Оксана посмотрела в окно и заметила, что занавеска предательски порозовела. «Предательски? Интересное сравнение», — мелькнула мысль.
— Спасибо, — кивнула она хозяйке дома.
Та улыбнулась и закрыла дверь.
Оксана посидела еще немного, приходя в себя, потом встала и вышла из комнаты.
— Борщ есть будешь? — спросила хозяйка.
— Буду, — кивнула Оксана, садясь за стол. — Что ж вы меня не разбудили, когда на службу поехали? — спросила она.
Женщина пожала плечами, наливая суп:
— Не велено было будить.
— Кем не велено?! — испугалась Оксана.
— Ну… — женщина замялась, — я так говорю, когда чувствую, что этого делать не надо. Считай, Богом не велено. Ты так сладко спала. Да и не было, скорее всего, на службе твоей тети.
— Почему вы так решили? — удивилась Оксана.
— Потому что я в этом приходе всех знаю. Ни одна из женщин на твою тетю не тянет. — Она поставила перед Оксаной тарелку и села напротив. — А как ее зовут?
— Власова Вера Сергеевна, — ответила Оксана, наблюдая за реакцией своей новой знакомой. — Вы ее знаете? — обрадовалась она.
— Кто ж не знает матушку Веру?
— И вы знаете, где она сейчас живет?
Женщина радостно кивнула:
— Вот только увидеть ее ты пока не сможешь.
— Почему? — удивилась Оксана. — Где она?
— Она в тюрьме… ой! Нет-нет… то есть… — и женщина расхохоталась. — Не она в тюрьме, а она там работает… послушание у нее такое.
— Послушание?
— Ну да. А ты разве не знаешь, что твоя тетя в монастырь ушла? Сейчас она работает при храме в женской тюрьме.
— Значит, надо ехать обратно, — вздохнула Оксана.
— Да куда ты, на ночь-то глядя? — возмутилась женщина. — Переночуй, а завтра поедешь, раз не терпится.
— Что значит «не терпится»? — улыбнулась Оксана. — Я бы с удовольствием потерпела, да…
— Что?
— Не хочется злоупотреблять вашим гостеприимством.
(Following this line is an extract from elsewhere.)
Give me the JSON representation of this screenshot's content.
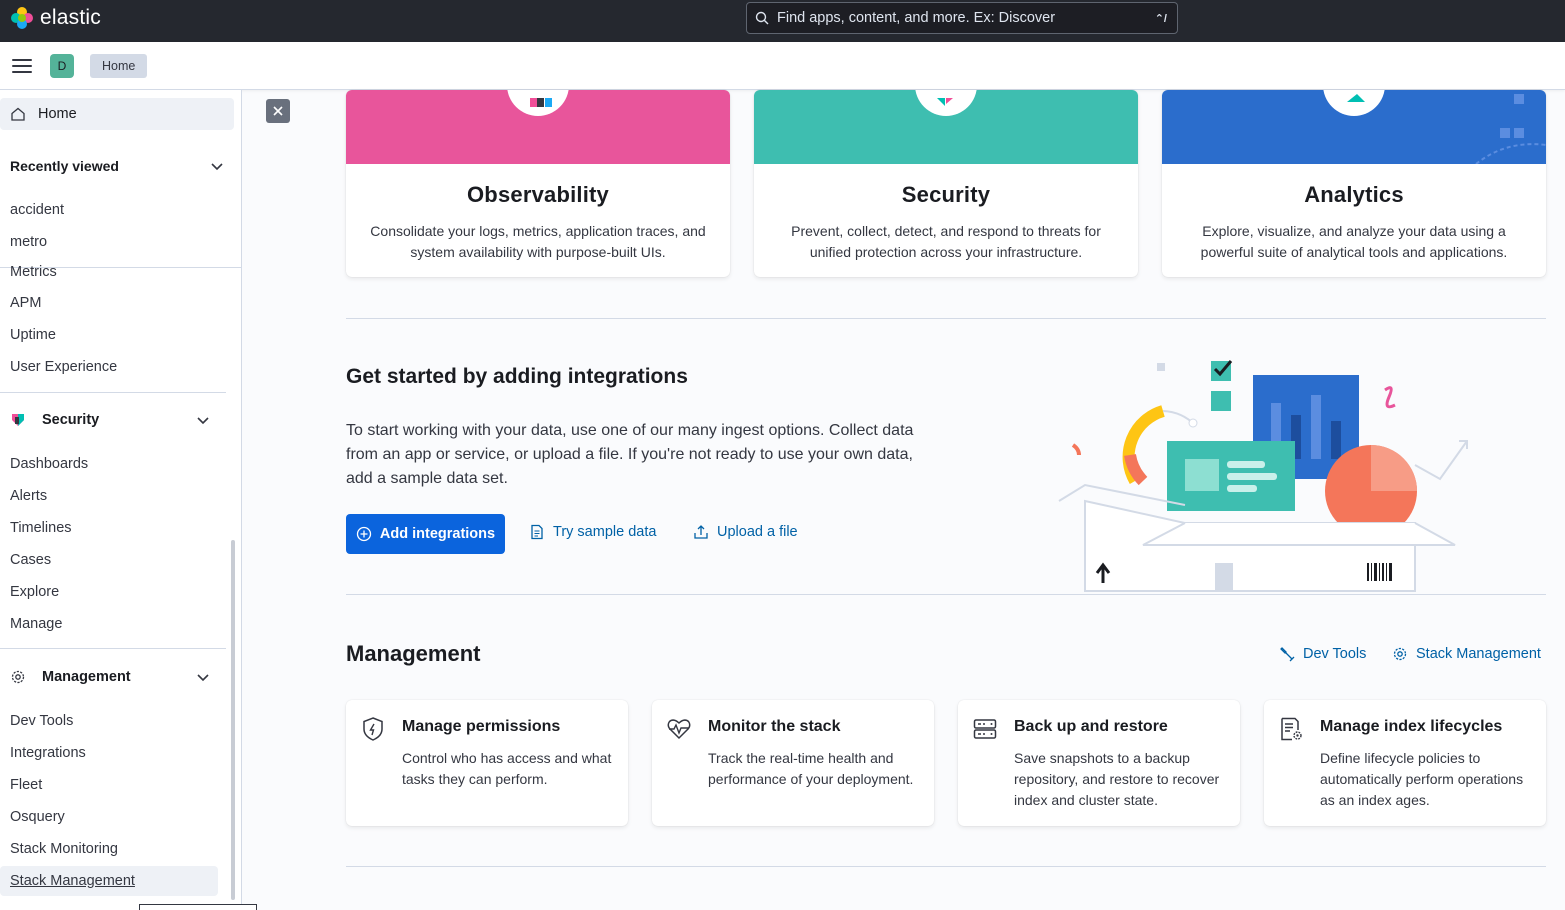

— А если я попрошу остаться?
— Зачем? — удивилась Оксана.
— Ну… Я не знаю, зачем ты сюда приехала, но батюшка Серафим попросил приютить тебя.
— Батюшка Серафим? Это кто?
Женщина посмотрела на Оксану с удивлением, словно не понимая, как можно не знать батюшку Серафима.
— Так я ж не здешняя, — напомнила ей Оксана.
— Да я помню, — кивнула женщина.
— И откуда ваш батюшка Серафим меня знает?
Женщина рассмеялась:
— Серафим Саровский! Слышала о таком святом? Ты сегодня на службе прямо напротив его иконы спала.
— А-а-а… Это тот дедуля сгорбленный?
Женщина хихикнула…
— Ну вообще-то да — горб у него был. Только надо говорить не сгорбленный, а согбенный. Слушай! А что ты мне все выкаешь? Давай хоть познакомимся. Меня Ксенией зовут.
— А меня — Оксана, но вся родня тоже зовет Ксюшей.
— Тоже, значит, странница, — улыбнулась Ксения.
— Почему странница?
— Потому что Ксения в переводе с греческого — странница, или путешественница.
— Да уж, — улыбнулась Оксана. — Я странница от слова «странная». Иногда такие поступки совершаю, что не только другие, но и сама удивляюсь.
— А так оно и есть, — кивнула Ксения. — Слово «странный» произошло от «странник», то есть, человек пришлый, с другими непонятными обычаями. И чего странного ты сделала?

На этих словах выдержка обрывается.